Where does Rabbie stand?
Black Lives Matter graffiti, Edinburgh. Picture: Janet ChristieBlack Lives Matter graffiti, Edinburgh. Picture: Janet Christie
Black Lives Matter graffiti, Edinburgh. Picture: Janet Christie

As history catches up with them and statues of the not so great and good topple all around us, Rabbie Burns’ spot in Leith stands vacant. Ousted not by Black Lives Matter but that very Edinburgh controversy, the trams, a saga that keeps running, temporarily removing the Bard.
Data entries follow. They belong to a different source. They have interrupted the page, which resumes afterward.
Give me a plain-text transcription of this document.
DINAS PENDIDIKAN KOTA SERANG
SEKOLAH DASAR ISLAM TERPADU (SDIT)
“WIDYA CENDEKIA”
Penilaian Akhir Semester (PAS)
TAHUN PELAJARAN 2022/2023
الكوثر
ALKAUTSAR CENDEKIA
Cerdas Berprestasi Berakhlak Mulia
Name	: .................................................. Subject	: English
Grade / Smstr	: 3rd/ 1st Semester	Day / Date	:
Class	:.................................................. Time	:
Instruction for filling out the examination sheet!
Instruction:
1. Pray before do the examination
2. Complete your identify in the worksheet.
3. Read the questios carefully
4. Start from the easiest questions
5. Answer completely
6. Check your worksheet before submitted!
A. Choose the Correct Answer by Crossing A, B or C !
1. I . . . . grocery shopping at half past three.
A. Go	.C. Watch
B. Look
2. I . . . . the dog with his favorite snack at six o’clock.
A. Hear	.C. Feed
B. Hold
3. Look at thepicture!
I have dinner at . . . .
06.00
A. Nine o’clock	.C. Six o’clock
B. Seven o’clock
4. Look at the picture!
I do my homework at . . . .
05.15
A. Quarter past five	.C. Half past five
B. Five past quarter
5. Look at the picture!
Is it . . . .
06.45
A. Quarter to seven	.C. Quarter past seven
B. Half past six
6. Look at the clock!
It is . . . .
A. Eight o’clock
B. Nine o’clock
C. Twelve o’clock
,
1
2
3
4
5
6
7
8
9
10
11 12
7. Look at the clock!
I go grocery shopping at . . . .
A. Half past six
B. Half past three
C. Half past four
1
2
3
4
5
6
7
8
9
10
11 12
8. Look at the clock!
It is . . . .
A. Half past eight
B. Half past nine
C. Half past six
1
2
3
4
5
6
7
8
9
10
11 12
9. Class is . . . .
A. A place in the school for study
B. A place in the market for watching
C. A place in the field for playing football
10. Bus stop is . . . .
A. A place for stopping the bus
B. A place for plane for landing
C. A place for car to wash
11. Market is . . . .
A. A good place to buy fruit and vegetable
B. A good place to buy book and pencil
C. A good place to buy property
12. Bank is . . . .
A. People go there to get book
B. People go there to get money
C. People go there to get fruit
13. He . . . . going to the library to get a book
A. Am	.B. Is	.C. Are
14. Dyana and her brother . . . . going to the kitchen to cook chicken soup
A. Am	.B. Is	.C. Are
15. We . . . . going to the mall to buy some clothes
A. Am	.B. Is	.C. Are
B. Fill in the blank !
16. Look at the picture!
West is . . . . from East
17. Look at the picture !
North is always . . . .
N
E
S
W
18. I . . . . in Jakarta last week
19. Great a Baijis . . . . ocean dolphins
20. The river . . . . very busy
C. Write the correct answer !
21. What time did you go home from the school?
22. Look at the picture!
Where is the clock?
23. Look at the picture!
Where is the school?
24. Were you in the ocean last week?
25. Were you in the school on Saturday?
What would Burns say were he here today? Not about the trams – from his plinth over the past 122 years he had them rattling around his well turned ankles last time round so he might mutter something about “best laid plans” – but about slavery. He had plenty to say about chains and slavery in Scot’s Wha Hae, and in his own lifetime in Scotland there were workers bound for life as ‘serfs’, but where did the Bard stand on black slaves?
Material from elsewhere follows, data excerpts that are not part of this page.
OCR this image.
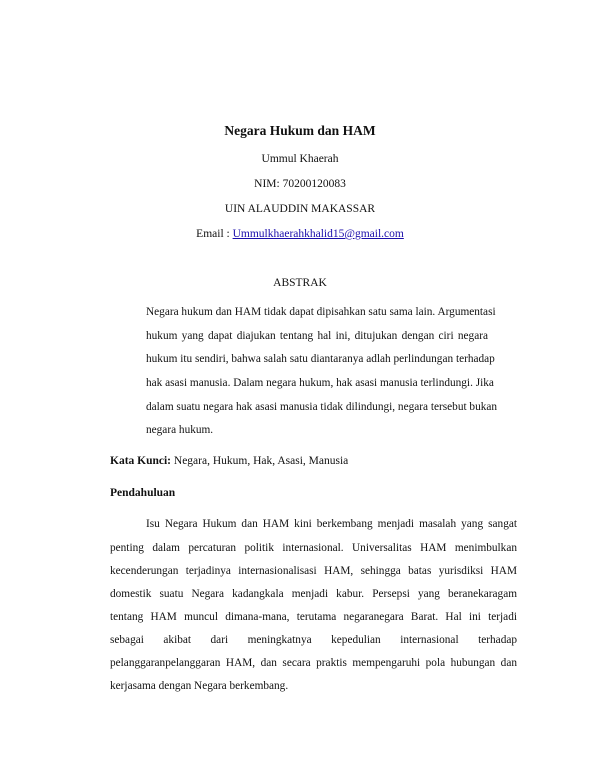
Negara Hukum dan HAM
Ummul Khaerah
NIM: 70200120083
UIN ALAUDDIN MAKASSAR
Email : Ummulkhaerahkhalid15@gmail.com
ABSTRAK
Negara hukum dan HAM tidak dapat dipisahkan satu sama lain. Argumentasi
hukum yang dapat diajukan tentang hal ini, ditujukan dengan ciri negara
hukum itu sendiri, bahwa salah satu diantaranya adlah perlindungan terhadap
hak asasi manusia. Dalam negara hukum, hak asasi manusia terlindungi. Jika
dalam suatu negara hak asasi manusia tidak dilindungi, negara tersebut bukan
negara hukum.
Kata Kunci: Negara, Hukum, Hak, Asasi, Manusia
Pendahuluan
Isu Negara Hukum dan HAM kini berkembang menjadi masalah yang sangat
penting dalam percaturan politik internasional. Universalitas HAM menimbulkan
kecenderungan terjadinya internasionalisasi HAM, sehingga batas yurisdiksi HAM
domestik suatu Negara kadangkala menjadi kabur. Persepsi yang beranekaragam
tentang HAM muncul dimana-mana, terutama negaranegara Barat. Hal ini terjadi
sebagai akibat dari meningkatnya kepedulian internasional terhadap
pelanggaranpelanggaran HAM, dan secara praktis mempengaruhi pola hubungan dan
kerjasama dengan Negara berkembang.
We know he was due to travel to Jamaica for a job on a slave plantation when his poems found success and he stayed in Scotland instead. We also know he published The Slave’s Lament in 1792. Whether written or collected by him, the song is an argument for abolition.

The Slave’s Lament

It was in sweet Senegal that my foes did me enthral

For the lands of Virginia, – ginia-o:

Torn from that lovely shore, and must never see it more;

And alas! I am weary, weary O;

Torn from that lovely shore, and must never see it more;

And alas! I am weary, weary O

All on that charming coast is no bitter snow and frost:

Like the lands of Virginia, – ginia, O

There streams for ever flow, and there flowers for ever blow,

And alas! I am weary, weary O:

The burden I must bear, while the cruel scourge [whip] I fear,

In the lands of Virginia, – ginia, O:

And I think on friends most dear, with the bitter, bitter tear

In the lands of Virginia, – ginia, O:

And alas! I am weary, weary O

In the lands of Virginia, – ginia, O

The burden I must bear, while the cruel scourge I fear,

And I think on friends most dear, with the bitter, bitter tear

In the lands of Virginia, – ginia, O

In the meantime, further along the proposed tram route lies the coronavirus times equivalent of a plinth, a fly-tipped mattress sprayed with a message for today: Black Lives Mattress.